Nikkei Asian Review’s report states that companies could list on the very day they are established, even without any record of earnings
For most startups, the early months of their inception is about building their Minimum-Viable-Product (MVP) or finding the right product market fit.
But for startups in Thailand, they have the option to go public on day zero.
Say what? Yes, you did not misread anything.
Thailand is launching a new stock exchange that caters specially to startups, according to an exclusive interview with Kesara Manchusree, president of the Stock Exchange of Thailand (SET) by the Nikkei Asian Review.
The new exchange will be unlike Thailand’s two existing stock exchanges — SET and mai — which are tightening regulatory rules and other criteria amid a surge in listings, in part due to second- and third-generation family businesses seeking to go public. The proposal for the new exchange is still being drafted, but the expected rollout will be in the third quarter of 2017.
Startups can list on the new exchange even if they have not earned any revenue. They can choose to issue equity and non-equity products including bonds and options. Investment may, however, be limited to accredited investors, but that detail has not been finalized.

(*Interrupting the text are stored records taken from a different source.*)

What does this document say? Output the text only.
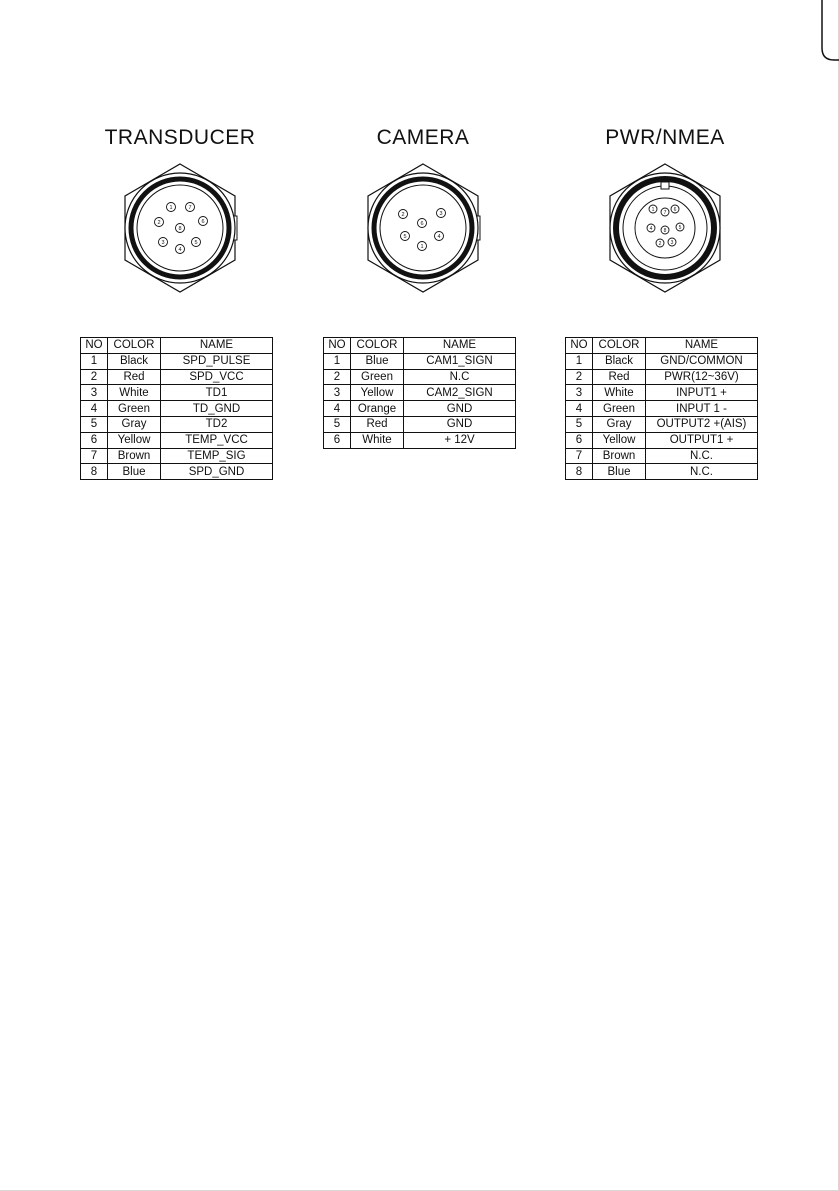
TRANSDUCER
1	7
2
8
6
3	5
4
CAMERA
2	3
6
5	4
1
PWR/NMEA
1 7 6
4 8 5
2 3
NO	COLOR	NAME
1	Black	SPD_PULSE
2	Red	SPD_VCC
3	White	TD1
4	Green	TD_GND
5	Gray	TD2
6	Yellow	TEMP_VCC
7	Brown	TEMP_SIG
8	Blue	SPD_GND
NO	COLOR	NAME
1	Blue	CAM1_SIGN
2	Green	N.C
3	Yellow	CAM2_SIGN
4	Orange	GND
5	Red	GND
6	White	+ 12V
NO	COLOR	NAME
1	Black	GND/COMMON
2	Red	PWR(12~36V)
3	White	INPUT1 +
4	Green	INPUT 1 -
5	Gray	OUTPUT2 +(AIS)
6	Yellow	OUTPUT1 +
7	Brown	N.C.
8	Blue	N.C.
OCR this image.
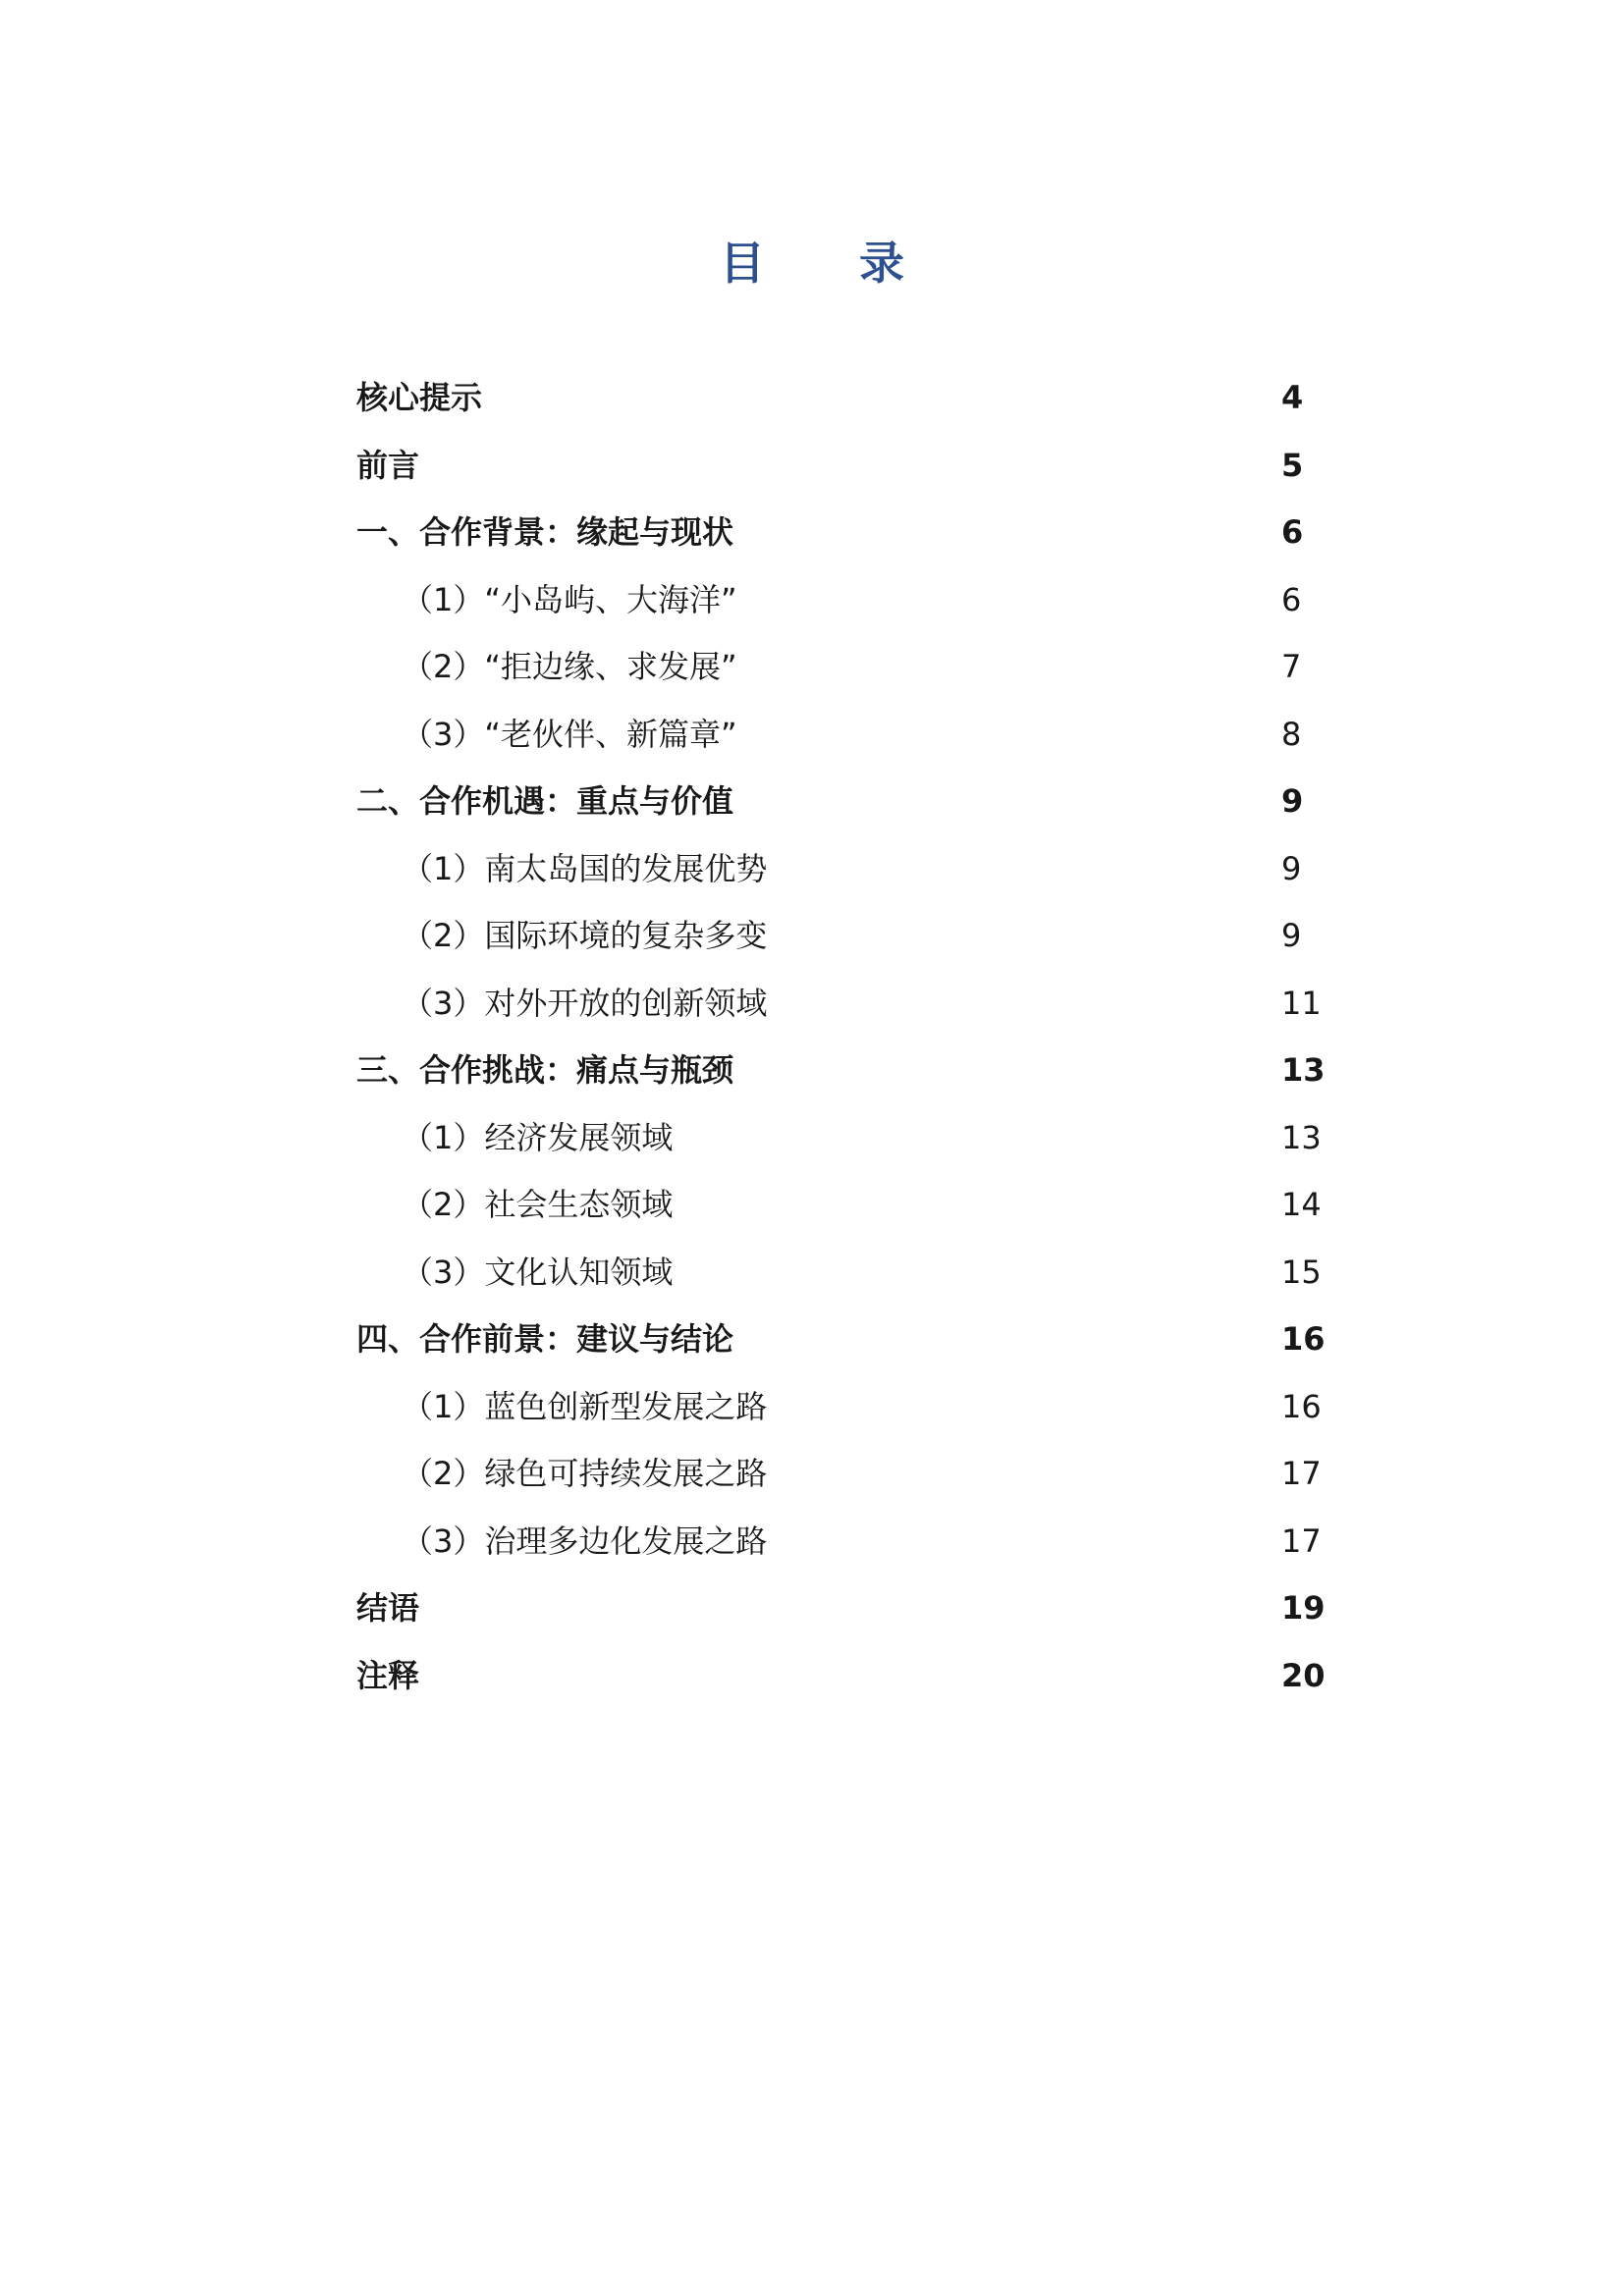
目 录
核心提示	4
前言	5
一、合作背景：缘起与现状	6
（1）“小岛屿、大海洋”	6
（2）“拒边缘、求发展”	7
（3）“老伙伴、新篇章”	8
二、合作机遇：重点与价值	9
（1）南太岛国的发展优势	9
（2）国际环境的复杂多变	9
（3）对外开放的创新领域	11
三、合作挑战：痛点与瓶颈	13
（1）经济发展领域	13
（2）社会生态领域	14
（3）文化认知领域	15
四、合作前景：建议与结论	16
（1）蓝色创新型发展之路	16
（2）绿色可持续发展之路	17
（3）治理多边化发展之路	17
结语	19
注释	20
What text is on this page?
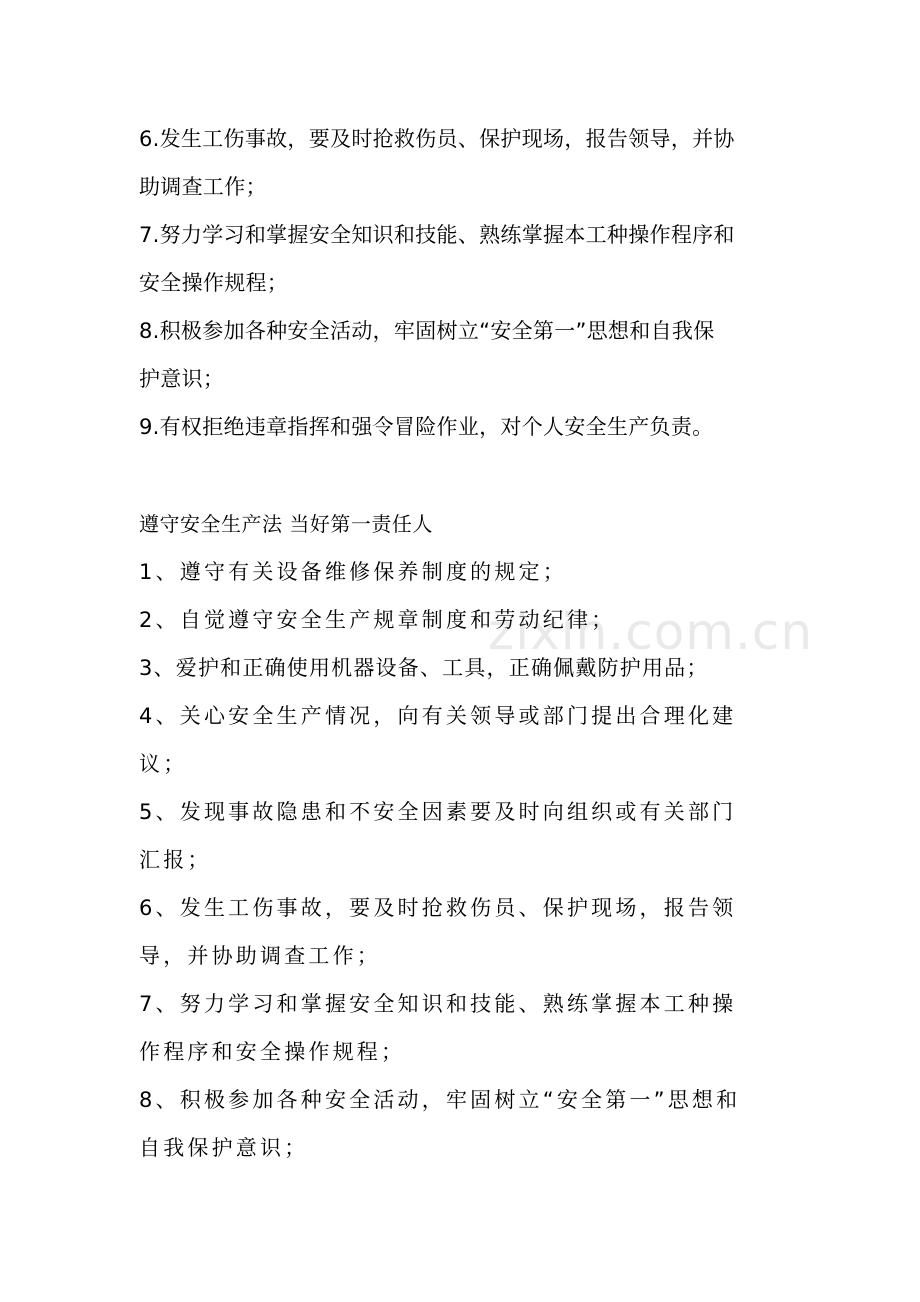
6.发生工伤事故，要及时抢救伤员、保护现场，报告领导，并协
助调查工作；
7.努力学习和掌握安全知识和技能、熟练掌握本工种操作程序和
安全操作规程；
8.积极参加各种安全活动，牢固树立“安全第一”思想和自我保
护意识；
9.有权拒绝违章指挥和强令冒险作业，对个人安全生产负责。
遵守安全生产法 当好第一责任人
1、遵守有关设备维修保养制度的规定；
2、自觉遵守安全生产规章制度和劳动纪律；
3、爱护和正确使用机器设备、工具，正确佩戴防护用品；
4、关心安全生产情况，向有关领导或部门提出合理化建
议；
5、发现事故隐患和不安全因素要及时向组织或有关部门
汇报；
6、发生工伤事故，要及时抢救伤员、保护现场，报告领
导，并协助调查工作；
7、努力学习和掌握安全知识和技能、熟练掌握本工种操
作程序和安全操作规程；
8、积极参加各种安全活动，牢固树立“安全第一”思想和
自我保护意识；
zixin.com.cn
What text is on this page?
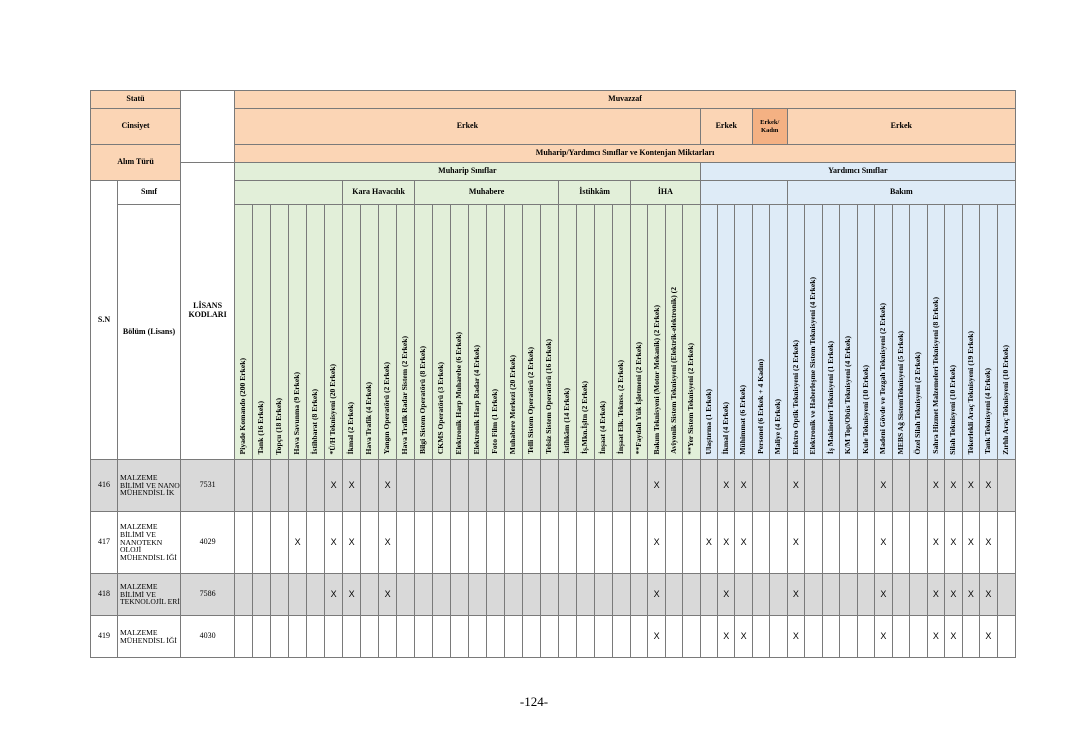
Statü			Muvazzaf																																											
Cinsiyet			Erkek																										Erkek			Erkek/ Kadın		Erkek												
Alım Türü			Muharip/Yardımcı Sınıflar ve Kontenjan Miktarları																																											
		LİSANS KODLARI	Muharip Sınıflar																										Yardımcı Sınıflar																	
S.N	Sınıf								Kara Havacılık				Muhabere								İstihkâm				İHA									Bakım												
	Bölüm (Lisans)		Piyade Komando (200 Erkek)	Tank (16 Erkek)	Topçu (18 Erkek)	Hava Savunma (9 Erkek)	İstihbarat (8 Erkek)	*Ü/H Teknisyeni (20 Erkek)	İkmal (2 Erkek)	Hava Trafik (4 Erkek)	Yangın Operatörü (2 Erkek)	Hava Trafik Radar Sistem (2 Erkek)	Bilgi Sistem Operatörü (8 Erkek)	CKMS Operatörü (3 Erkek)	Elektronik Harp Muharebe (6 Erkek)	Elektronik Harp Radar (4 Erkek)	Foto Film (1 Erkek)	Muhabere Merkezi (20 Erkek)	Telli Sistem Operatörü (2 Erkek)	Telsiz Sistem Operatörü (16 Erkek)	İstihkâm (14 Erkek)	İş.Mkn.İşltn (2 Erkek)	İnşaat (4 Erkek)	İnşaat Elk. Teknss. (2 Erkek)	**Faydalı Yük İşletmeni (2 Erkek)	Bakım Teknisyeni (Motor Mekanik) (2 Erkek)	Aviyonik Sistem Teknisyeni (Elektrik-elektronik) (2	**Yer Sistem Teknisyeni (2 Erkek)	Ulaştırma (1 Erkek)	İkmal (4 Erkek)	Mühimmat (6 Erkek)	Personel (6 Erkek + 4 Kadın)	Maliye (4 Erkek)	Elektro Optik Teknisyeni (2 Erkek)	Elektronik ve Haberleşme Sistem Teknisyeni (4 Erkek)	İş Makineleri Teknisyeni (1 Erkek)	K/M Top/Obüs Teknisyeni (4 Erkek)	Kule Teknisyeni (10 Erkek)	Madeni Gövde ve Tezgah Teknisyeni (2 Erkek)	MEBS Ağ SistemTeknisyeni (5 Erkek)	Özel Silah Teknisyeni (2 Erkek)	Sahra Hizmet Malzemeleri Teknisyeni (8 Erkek)	Silah Teknisyeni (10 Erkek)	Tekerlekli Araç Teknisyeni (19 Erkek)	Tank Teknisyeni (4 Erkek)	Zırhlı Araç Teknisyeni (10 Erkek)

416	MALZEME BİLİMİ VE NANO MÜHENDİSL İK	7531						X	X		X															X				X	X			X					X			X	X	X	X	
417	MALZEME BİLİMİ VE NANOTEKN OLOJİ MÜHENDİSL İĞİ	4029				X		X	X		X															X			X	X	X			X					X			X	X	X	X	
418	MALZEME BİLİMİ VE TEKNOLOJİL ERİ	7586						X	X		X															X				X				X					X			X	X	X	X	
419	MALZEME MÜHENDİSL İĞİ	4030																								X				X	X			X					X			X	X		X	
-124-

Naturally, the volatility of untested startup stocks is high; an investor might be able to reap two to three times the initial investments or lose them all together. Investors could also receive dividends in the form of company products or other benefits instead of cold hard cash. Investors may also become board members in some cases.
Aside from this startup-focused stock exchange, the SET will also be launching a new index for other smaller cap companies called sSET. These companies will be vetted based on their stock’s liquidity and free float. It is expected that around 100 companies will be listed on this index when it is launched in January 2017.
So for startups looking to incorporate in a Southeast Asian country, Thailand might be a wise and attractive choice.